Pur deficiente delle più aggiornate e approfondite conoscenze scientifiche, mi permetto di offrire un modesto ma reale contributo sul perché un giovane possa diventare un bullo. Dico “reale” non per superbia, ma perché questo epiteto in passato mi è stato affibbiato sul collo con una superficialità e una pesantezza che mi ha spesso ferito. Non ero io ad essere giudicato, ma la mia maschera. La solitudine è la madre di ogni “devianza”. Circondati di gente, stimati, rispettati, voluti, col telefono che squilla e il da fare che ci affanna: siamo sempre e comunque ultimamente soli. C’è uno spazio indifeso dell’animo che custodisce un fondo di tristezza cui niente e nessuno può accedere. Da dimenticare in fretta, da cancellare, da annebbiare con l’infida droga degli impegni e del successo che dall’angolo buio del potere ci strizzano sprezzanti l’occhiolino. E ci divorano. Una solitudine che può diventare rabbia, rancore, odio, violenza per un mondo che continuamente propina promesse e puntualmente delude ed inganna, perché niente soddisfa quella sete di senso che sola ci salva.
E così, l’esasperata frustrazione sembra essere l’unico rimedio a una vita che a quindici anni ha già smesso, spesso, di sedurre e affascinare. Ci si ammazza per niente, quasi fossimo mosche, come dimostra il drammatico caso della ragazza di Trieste di qualche giorno fa. “Odio la vita, la scuola, la famiglia” ha lasciato scritto… che è il modo con cui un adolescente sa dire: “mi ha deluso tutto!” Ma, allora, chi è il bullo? Chi non ha altro modo di nascondere questa amarezza e di annebbiare il suo dolore, e allora si rifugia in poco raccomandabili prepotenze e angherie. Perché, cari insegnanti, guardate bene, anzi guardate proprio i vostri alunni, e diteci: che differenza c’è in fondo tra la ragazza per bene con ottimi voti a scuola e un comportamento integerrimo da far arrossire un’orsolina, e il bullo di turno arrogante e fastidioso che tira schiaffi e dice parolacce?
In fondo, spesso, nessuna. Entrambi utilizzano le armi che l’educazione, la storia personale, le abitudini di vita mettono loro a disposizione per difendersi e parare i colpi dalla morsa opprimente della delusione.

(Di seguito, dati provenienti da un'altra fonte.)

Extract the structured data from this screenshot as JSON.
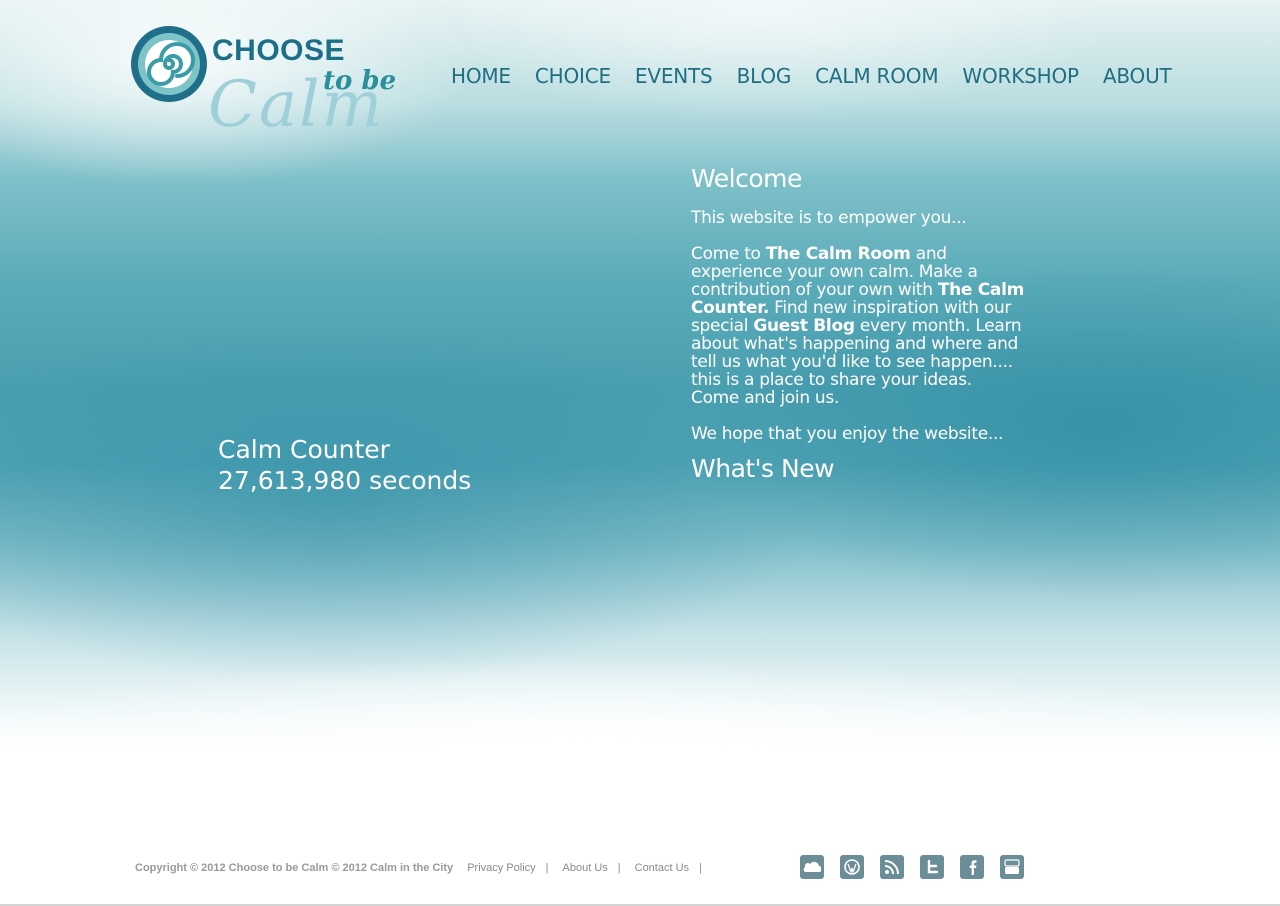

Qualcosa che non li faccia restar soli a guardare il fondo di tristezza che li assale. Non a caso poi scopriamo spesso, con mille sorprese dei benpensanti puzzolenti, che la brava ragazza di turno ha bisogno ogni tanto di evadere dalle etichette di una novella Bovary, e che lo stesso bullo di turno ogni tanto è capace addirittura di gesti di un’umanità sconfinata che non si immaginava in grado neppure di saper pensare. Il punto, allora, è sfondare le apparenze, è attraversare noi per primi il guado vertiginoso del fiume della solitudine che tutto fa sembrare nulla. Quasi tutti gli uomini vivono per dimenticare questo, e quasi tutti gli uomini ci riescono, fermandosi sulla sponda di questo fiume senza mai attraversarlo. Cosa possiamo mai offrire ai ragazzi se noi per primi viviamo così? Al massimo un manuale noioso e pedante di buone maniere ingiallite, oppure, ora che è di moda la gara a chi è più moderno e svecchiato, fumare spinelli con gli alunni nell’illusione di farseli amici.
La responsabilità principale dell’insegnante non è anzitutto educare – inteso come sforzo per adeguarsi a comportamenti cui neanche l’educatore spesso crede più – ma attraversare per primo l’abisso che fa sembrare nulla tutte le cose, e vedere dove porta. Perché l’effimero o è la manifestazione del nulla o è il primo manifestarsi della bellezza eterna. L’educazione è conseguenza e comunicazione di questo rischio: si educa se si è disposti a correrlo. Altrimenti si dispensano consigli. Solo dal di dentro di questo impegno personale si è in grado di capire qual è la vera compagnia per la propria vita e offrirla come strada al bullo, e a tutti. Allora, è vero che il bullo pone in discussione la capacità – o l’incapacità – degli adulti di saper amare e educare, ma non nel senso moralista del dare pene più severe o regole più drastiche (cosa decisamente più semplice dal momento che è meno compromettente) ma nell’accorgersi noi per primi che siamo sulla stessa loro barca e abbiamo bisogno dello stesso loro cammino, senza mai sentirci a posto perché ormai inseriti o già “vissuti”.
In questa settimana stanno riaprendo le scuole in ogni parte d’Italia. A tutti, alunni e insegnanti, mi permetto di fare la stessa considerazione che ho fatto ad una persona a me cara: la capacità di insegnare (e di far tutto) non è mai l’esito di una bravura personale ma di una mendicanza del cuore.